All right, I do understand the difference between these two sentences very well now.  Thank you!

However, I am still unsure as to how you can use the construction "是的" in other cases.  One example I know of:

他是在中國日本語學的 - I studied Japanese in China.

That sentence may be wrong, but I feel like I have come across something similar using this 是的 construction.

謝謝!


----------



## catamaran

Correct by your english sentence: 我是在中国学日本语的。 I prefer 我在中国学的日本语。 是...的means emphasis, It's China where i studied Japanese. It's US where i am from.


----------



## maghanish2

Okay thank you.  But what part of the sentence does it emphasize?  Because couldn't it techincally be I studied JAPANESE in China.  or In CHINA I studied Japanese?

Sorry for not understanding.


----------



## Ghabi

When someone asks you: What did you do in China? You answer: 我在中国学日本语.

When someone asks you: Where did you study Japanese? You answer: 我是在中国学日本语的 or even more colloquially: 我在中国学的日本语. Both structures are correct, but the latter sounds more "native". Honestly I don't think anyone can "explain" the structure of the latter, and I can only say it's used when you talk about time or place. For example: when did you arrive at the town? Answer: 我是昨晚进城的 or 我是昨晚进的城. 

I'm aware that sounds a bit confusing, please do ask if you're still not sure of the usage. We can give more examples for illustration.


----------



## avlee

Maghanish2, I suggest that you can compare 是...的 to some other constructions like 'not ... at all' in English. It's more of a fixed collocative if you're just trying to learn how to use 是...的 correctly and naturally.


----------



## Chinoise

maghanish2 said:


> Okay thank you. But what part of the sentence does it emphasize? Because couldn't it techincally be I studied JAPANESE in China. or In CHINA I studied Japanese?
> 
> Sorry for not understanding.


 
I'll try and see if I can make sense of it:

In this sentence, CHINA is stressed: It is IN CHINA where I studied Japanese.

So the 是...的 here would be translate into: It is......who/what/where/when/how is done.

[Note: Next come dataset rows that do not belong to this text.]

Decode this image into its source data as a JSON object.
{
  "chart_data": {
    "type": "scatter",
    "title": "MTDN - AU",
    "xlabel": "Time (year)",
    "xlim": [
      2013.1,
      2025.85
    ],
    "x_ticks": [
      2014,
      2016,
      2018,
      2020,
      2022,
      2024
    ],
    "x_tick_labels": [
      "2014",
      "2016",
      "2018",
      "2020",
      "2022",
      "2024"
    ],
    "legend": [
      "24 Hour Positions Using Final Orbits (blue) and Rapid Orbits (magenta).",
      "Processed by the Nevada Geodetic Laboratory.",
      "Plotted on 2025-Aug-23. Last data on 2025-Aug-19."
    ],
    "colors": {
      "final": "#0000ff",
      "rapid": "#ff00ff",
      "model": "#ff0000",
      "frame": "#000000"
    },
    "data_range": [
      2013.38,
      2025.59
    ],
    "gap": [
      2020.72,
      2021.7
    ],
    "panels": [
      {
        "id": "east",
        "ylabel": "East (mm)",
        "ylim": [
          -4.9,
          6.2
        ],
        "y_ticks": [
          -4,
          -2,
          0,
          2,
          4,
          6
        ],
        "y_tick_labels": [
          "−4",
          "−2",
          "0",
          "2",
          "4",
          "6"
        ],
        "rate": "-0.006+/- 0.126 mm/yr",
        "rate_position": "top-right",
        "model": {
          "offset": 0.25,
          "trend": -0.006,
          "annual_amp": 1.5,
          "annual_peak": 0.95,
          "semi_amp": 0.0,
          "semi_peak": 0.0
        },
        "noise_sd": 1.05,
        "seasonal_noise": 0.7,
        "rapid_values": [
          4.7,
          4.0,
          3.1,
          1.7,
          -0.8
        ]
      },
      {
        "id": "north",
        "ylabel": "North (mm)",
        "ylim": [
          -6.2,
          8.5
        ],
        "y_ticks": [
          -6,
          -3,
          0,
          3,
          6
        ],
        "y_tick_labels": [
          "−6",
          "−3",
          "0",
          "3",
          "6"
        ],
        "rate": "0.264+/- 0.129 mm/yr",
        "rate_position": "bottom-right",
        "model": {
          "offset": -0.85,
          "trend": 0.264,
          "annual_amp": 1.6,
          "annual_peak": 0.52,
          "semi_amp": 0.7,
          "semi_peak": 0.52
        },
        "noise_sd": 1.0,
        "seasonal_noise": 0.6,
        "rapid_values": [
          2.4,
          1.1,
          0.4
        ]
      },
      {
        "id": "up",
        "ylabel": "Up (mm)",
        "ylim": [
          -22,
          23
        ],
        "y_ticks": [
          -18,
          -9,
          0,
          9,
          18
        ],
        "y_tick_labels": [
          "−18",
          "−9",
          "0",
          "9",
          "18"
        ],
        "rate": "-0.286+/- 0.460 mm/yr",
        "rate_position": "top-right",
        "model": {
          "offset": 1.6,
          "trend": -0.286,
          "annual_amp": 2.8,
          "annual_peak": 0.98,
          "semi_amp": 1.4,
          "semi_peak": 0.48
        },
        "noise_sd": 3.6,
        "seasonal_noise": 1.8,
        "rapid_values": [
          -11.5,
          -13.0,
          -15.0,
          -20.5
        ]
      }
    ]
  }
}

Let's put this theory to test:

剛剛*是*小強載你回來*的*嗎﹖ (was that Johnny who drove you home just now?) -- who

我昨晚*是*在9點之前回家*的*。 (I was home before 9pm last night, it was before 9pm that I was home last night) -- when




Does it make sense?


----------



## maghanish2

I think I do understand it. It is making the sentence more emphatic. Therefore, check if these sentences are correct please:

我學英國文學. - I study English literature.
我是學英國文學的. - English Literature is what I study (or is it studied?).

謝謝 我的朋友!


----------



## Chinoise

Yes I think you've got it.    Good job!


----------



## maghanish2

Awesome!  Thank you!  And would a better translation be "study" or "studied"?  I appreicate all the great help!


----------



## baixiaoming

that all depends


----------



## deadbox

When you say"我是從美國來的." It is making the sentence more emphatic.


----------



## Chinoise

maghanish2 said:


> Awesome! Thank you! And would a better translation be "study" or "studied"? I appreicate all the great help!


 
It depends on the situation.  In this case I'd say "study" because it's ambiguous.  Not sure if the person is still a student, or WAS a student.

In other cases the action/situation happended in the past, so it would all be translated into past tense.


----------



## camusjoy

Hi guy. Both the 2 sentence are right. Just like "I come from USA" and "I am from USA".


----------



## David121

camusjoy said:


> Hi guy. Both the 2 sentence are right. Just like "I come from USA" and "I am from USA".


 
I agree


----------



## coconutcrab

In most situations, the two are just the same.
"我从美国来”is more casual and local, "我是从美国来的" sounds more formal. The difference is "我是从美国来的”ONLY indicates that you are American, WHILE "我从美国来“ can mean I am American OR I CAME from America( NOT necessarily an American) . In oral, the Chinese seldom say "我是从美国来的”， as it sounds too formal and rigid. Upon your conversation situations, all Chinese can understand "我从美国来".
The Structure"是...的" illustrates an fact, a state or an action completed. In most cases, "是"can be omited, while "的'' cannot be omited.  For example, When did you go to US? means "你(是)什么时候去的美国？”， the fact is you have gone.  BUT "你什么时候去美国？”means When will go to US?
So 的 is very necessary for indicating tense.


----------